The Central Bank of Nigeria Governor, CBN, Yemi Cardoso has blamed the free fall of naira on the growing number of Nigerians studying abroad.

He said this when he faced a very hostile crowd on Tuesday during his appearance before the House of Representatives for the sectoral debate.

Many of the lawmakers expressed dissatisfaction with the performance of the governor in handling the naira which has been on a downward spiral in the past couple of months.

Cardoso, in his presentation before the House, explained the challenges facing the naira including the pressure from demand by students studying outside the country.

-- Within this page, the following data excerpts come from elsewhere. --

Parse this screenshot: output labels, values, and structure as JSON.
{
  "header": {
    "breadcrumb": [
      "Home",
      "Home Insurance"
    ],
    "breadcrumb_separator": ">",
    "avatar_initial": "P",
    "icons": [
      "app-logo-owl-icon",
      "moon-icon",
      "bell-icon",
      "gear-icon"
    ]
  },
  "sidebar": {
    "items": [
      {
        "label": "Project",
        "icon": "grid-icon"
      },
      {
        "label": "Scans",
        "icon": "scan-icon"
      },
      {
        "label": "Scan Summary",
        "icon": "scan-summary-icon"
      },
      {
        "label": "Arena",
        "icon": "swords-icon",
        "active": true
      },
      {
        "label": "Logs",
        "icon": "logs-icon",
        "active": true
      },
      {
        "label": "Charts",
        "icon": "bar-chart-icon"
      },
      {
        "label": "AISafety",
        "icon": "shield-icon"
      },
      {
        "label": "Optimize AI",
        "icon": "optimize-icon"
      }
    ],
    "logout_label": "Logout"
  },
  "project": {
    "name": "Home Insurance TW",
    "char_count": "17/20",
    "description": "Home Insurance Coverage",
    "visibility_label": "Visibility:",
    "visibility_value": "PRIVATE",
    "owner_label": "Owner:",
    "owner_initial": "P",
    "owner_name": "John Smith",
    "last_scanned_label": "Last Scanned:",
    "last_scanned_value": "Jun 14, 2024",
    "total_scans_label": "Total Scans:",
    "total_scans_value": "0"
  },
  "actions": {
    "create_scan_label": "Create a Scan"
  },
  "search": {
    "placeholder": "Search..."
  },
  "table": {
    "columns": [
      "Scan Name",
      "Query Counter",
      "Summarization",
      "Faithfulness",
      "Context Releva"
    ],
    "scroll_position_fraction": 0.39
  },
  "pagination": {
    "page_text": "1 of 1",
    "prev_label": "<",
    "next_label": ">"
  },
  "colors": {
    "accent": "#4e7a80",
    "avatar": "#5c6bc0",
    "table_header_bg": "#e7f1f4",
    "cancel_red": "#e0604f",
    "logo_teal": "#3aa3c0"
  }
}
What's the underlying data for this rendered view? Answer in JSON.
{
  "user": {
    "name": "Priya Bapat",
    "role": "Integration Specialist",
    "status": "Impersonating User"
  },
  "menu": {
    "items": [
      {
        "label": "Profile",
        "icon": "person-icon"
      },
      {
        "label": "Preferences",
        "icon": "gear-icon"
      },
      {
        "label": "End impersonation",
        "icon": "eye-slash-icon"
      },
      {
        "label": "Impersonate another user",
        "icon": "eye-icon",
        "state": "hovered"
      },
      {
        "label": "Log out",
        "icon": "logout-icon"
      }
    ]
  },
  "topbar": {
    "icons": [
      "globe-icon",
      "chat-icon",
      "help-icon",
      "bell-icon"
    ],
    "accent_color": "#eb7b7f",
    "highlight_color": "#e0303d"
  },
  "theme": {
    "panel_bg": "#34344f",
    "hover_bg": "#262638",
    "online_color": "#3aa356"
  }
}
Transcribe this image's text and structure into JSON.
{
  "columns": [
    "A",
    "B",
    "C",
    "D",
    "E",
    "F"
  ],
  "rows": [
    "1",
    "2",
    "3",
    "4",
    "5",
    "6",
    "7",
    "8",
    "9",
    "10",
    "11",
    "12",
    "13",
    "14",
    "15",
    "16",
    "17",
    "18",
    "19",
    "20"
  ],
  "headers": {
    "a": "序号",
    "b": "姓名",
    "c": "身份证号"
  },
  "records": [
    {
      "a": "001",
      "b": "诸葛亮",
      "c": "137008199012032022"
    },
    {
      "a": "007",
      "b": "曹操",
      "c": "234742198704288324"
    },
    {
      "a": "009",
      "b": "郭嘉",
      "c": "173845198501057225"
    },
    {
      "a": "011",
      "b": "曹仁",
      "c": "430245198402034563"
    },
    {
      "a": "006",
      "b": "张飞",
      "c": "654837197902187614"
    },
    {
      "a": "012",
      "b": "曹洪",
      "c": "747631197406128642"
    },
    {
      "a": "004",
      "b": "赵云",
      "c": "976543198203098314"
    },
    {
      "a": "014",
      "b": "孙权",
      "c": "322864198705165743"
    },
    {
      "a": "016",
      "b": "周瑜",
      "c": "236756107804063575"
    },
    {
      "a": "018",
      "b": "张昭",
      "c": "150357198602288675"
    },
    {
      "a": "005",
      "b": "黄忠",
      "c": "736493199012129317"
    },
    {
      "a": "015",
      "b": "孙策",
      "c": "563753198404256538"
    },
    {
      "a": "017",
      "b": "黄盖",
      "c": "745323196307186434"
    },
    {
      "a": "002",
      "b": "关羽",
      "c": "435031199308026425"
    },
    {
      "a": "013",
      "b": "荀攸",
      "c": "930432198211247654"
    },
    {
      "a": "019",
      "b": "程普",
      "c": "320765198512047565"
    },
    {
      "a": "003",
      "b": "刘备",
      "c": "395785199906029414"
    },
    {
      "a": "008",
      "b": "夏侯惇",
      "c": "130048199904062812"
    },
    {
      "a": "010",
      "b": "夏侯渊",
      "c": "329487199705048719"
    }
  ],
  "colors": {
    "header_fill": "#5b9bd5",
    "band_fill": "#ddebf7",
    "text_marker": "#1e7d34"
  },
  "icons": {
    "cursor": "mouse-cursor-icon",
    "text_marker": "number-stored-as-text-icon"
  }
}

He stated that over 100,000 students are currently studying outside the country, adding that the Nigerian students spent $28.5 billion outside the country between 2010 and 2020.

Mr Cardoso said Nigerians also spent $11.06 billion on medical tourism within the same period.

“Foreign education expenses amounted to a substantial US$28.65 billion, as per the CBNs’ publicly available Balance of Payments Statistics,” he said.

Many of the lawmakers who spoke at the session, expressed concern on the handling of the naira, relocation of some CBN departments to Lagos and removal of 43 items from the FX window.

A member of the House, Sada Soli said the lifting of the ban would lead to importation of items Nigerians can produce locally.

“The removal would lead to the importation of cement and other items into this country,” Soli, a lawmaker from Katsina State said.

Responding to the 43 items, Mr Cardoso said the Central Bank backed the removal of the items because it is the duty of the Ministry of Finance import and export policies.

“CBN does not have a responsibility to determine who imports or not, for that reason we want to ensure that we abide by our remit.

“The issue is not for us to determine. That is a fiscal issue, it has nothing to do with us. We are going back to do what we are supposed to be doing,” he said.

The response of the minister caused a mild uproar in the House and it took the intervention of the presiding officer, Ben Kalu to calm some of the lawmakers.

“You have been honourable since, please let us allow him to answer the question,” Kalu told the lawmakers.

He was subsequently allowed to exit the chamber after the Q and A session.